Goodyear’s temporary shutdown is another unneeded blow to the area following an already large slump in retail sales, temporary closures and reductions in store hours at businesses in the region, officials acknowledged Thursday.
“I just can’t imagine worse than having Goodyear joining our business shutdowns,” Danville City Councilman Fred Shanks said Thursday.
The plant’s announced halt in operations for the next few weeks, he said, will have a considerable effect on retailers and restaurants.
Councilman Gary Miller agreed.
“It’s a big blow, especially if they’re not paying their employees [during the shutdown],” he said. “These people aren’t getting paid; they’re not spending money. It’s a ripple effect throughout the whole economy.”
The Goodyear facility in Danville, which makes commercial truck and aviation tires, draws workers from across Southside Virginia and from over the border in North Carolina.
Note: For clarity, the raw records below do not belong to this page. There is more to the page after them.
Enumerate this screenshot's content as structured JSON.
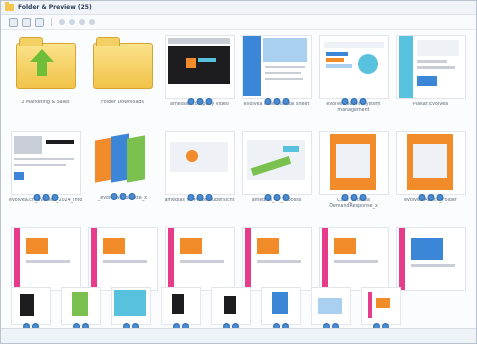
{
  "window": {
    "title": "Folder & Preview (25)"
  },
  "toolbar": {
    "icons": [
      "view-icon",
      "grid-icon",
      "list-icon",
      "zoom-icon",
      "rotate-icon",
      "prev-icon",
      "next-icon"
    ]
  },
  "items": [
    {
      "caption": "2 Marketing & Sales",
      "kind": "folder-up"
    },
    {
      "caption": "Folder Downloads",
      "kind": "folder"
    },
    {
      "caption": "amedias company video",
      "kind": "video"
    },
    {
      "caption": "evolvea case manual sheet",
      "kind": "doc-blue"
    },
    {
      "caption": "evolvea admin system management",
      "kind": "doc-chart"
    },
    {
      "caption": "Plakat Evolvea",
      "kind": "poster"
    },
    {
      "caption": "",
      "kind": "doc-dark"
    },
    {
      "caption": "",
      "kind": "brochure"
    },
    {
      "caption": "",
      "kind": "doc-light"
    },
    {
      "caption": "amedias_VP_Process",
      "kind": "doc-green"
    },
    {
      "caption": "Case_evolvea DemandResponse_x",
      "kind": "doc-orange"
    },
    {
      "caption": "evolvea Admin_Folder",
      "kind": "doc-orange"
    },
    {
      "caption": "",
      "kind": "page-pink"
    },
    {
      "caption": "",
      "kind": "page-pink"
    },
    {
      "caption": "",
      "kind": "page-pink"
    },
    {
      "caption": "",
      "kind": "page-pink"
    },
    {
      "caption": "",
      "kind": "page-pink"
    },
    {
      "caption": "",
      "kind": "page-blue"
    }
  ],
  "captions_row2": [
    "evolvea.ch_evolvea_2024_Info",
    "_evolvea Produkte_x",
    "amedias VP Prozessübersicht"
  ],
  "bottom_items_count": 8,
  "colors": {
    "accent": "#3b86d6",
    "folder": "#f3c64f",
    "arrow": "#6fbe3a",
    "pink": "#e73c8c"
  }
}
It has about 1,900 workers and is the city’s largest private employer.
Goodyear Tire & Rubber Co., based in Akron, Ohio, announced Wednesday that it was suspending manufacturing across its tire, retread and chemical plants in the United States, Brazil, Canada, Chile, Colombia and Mexico during the coming days through at least April 3 or until further notice.
The company closed its facility in Peru earlier this week.
The temporary closure is “in response to the sudden decline in market demand resulting from the rapid spread of the COVID-19 pandemic,” according to a news release the company issued Wednesday night.
Following guidance from the Centers for Disease Control and Prevention, the company also would limit visitor access and business travel, implement remote working and social distancing and increase disinfection, according to the news release.
Goodyear spokeswoman Barbara Hatala said the phased shutdown will take place over a week at all of its plants.
“Time required to complete shutdown varies by plant and depends on a number of factors including size, equipment used and associated manufacturing processes,” Hatala said.
Danville’s interim economic development director Corrie Teague Bobe said it is uncertain what the closure’s effect will be on the region.
“It is too early to determine what the potential impact will be, but [we] hope that they can reestablish operations as quickly as possible,” Bobe said via email Thursday.
The city’s economic development office will provide information about available resources for local businesses and their employees through its website and social media pages, she said.
“Temporarily shutting down operations must have been a difficult decision by the leadership of Goodyear,” Bobe said. “This is a challenging time for all of our local businesses who are responsible for the safety of employees and customers while trying to maintain production and revenue goals.”
Said City Manager Ken Larking: “We’re hopeful they’ll be able to get back up and running as soon as possible.”
The paid leave benefits in the federal Families First Coronavirus Response Act — signed by President Donald Trump on Wednesday — could provide some help for Goodyear employees, Larking added.
The new law also provides boosted unemployment benefits and free diagnostic testing for the virus.
The temporary shutdown will have adverse effects on the region, but looking out for everyone’s safety is paramount, said Alexis Ehrhardt, president of the Danville Pittsylvania County Chamber of Commerce.
“Any closure, even temporary, will provide direct and indirect economic challenges for our region,” she said. “It’s imperative, however, that right now we put the health and safety of our colleagues and neighbors first. Our region is resilient and has demonstrated time and again that even in our darkest times, we come back stronger.”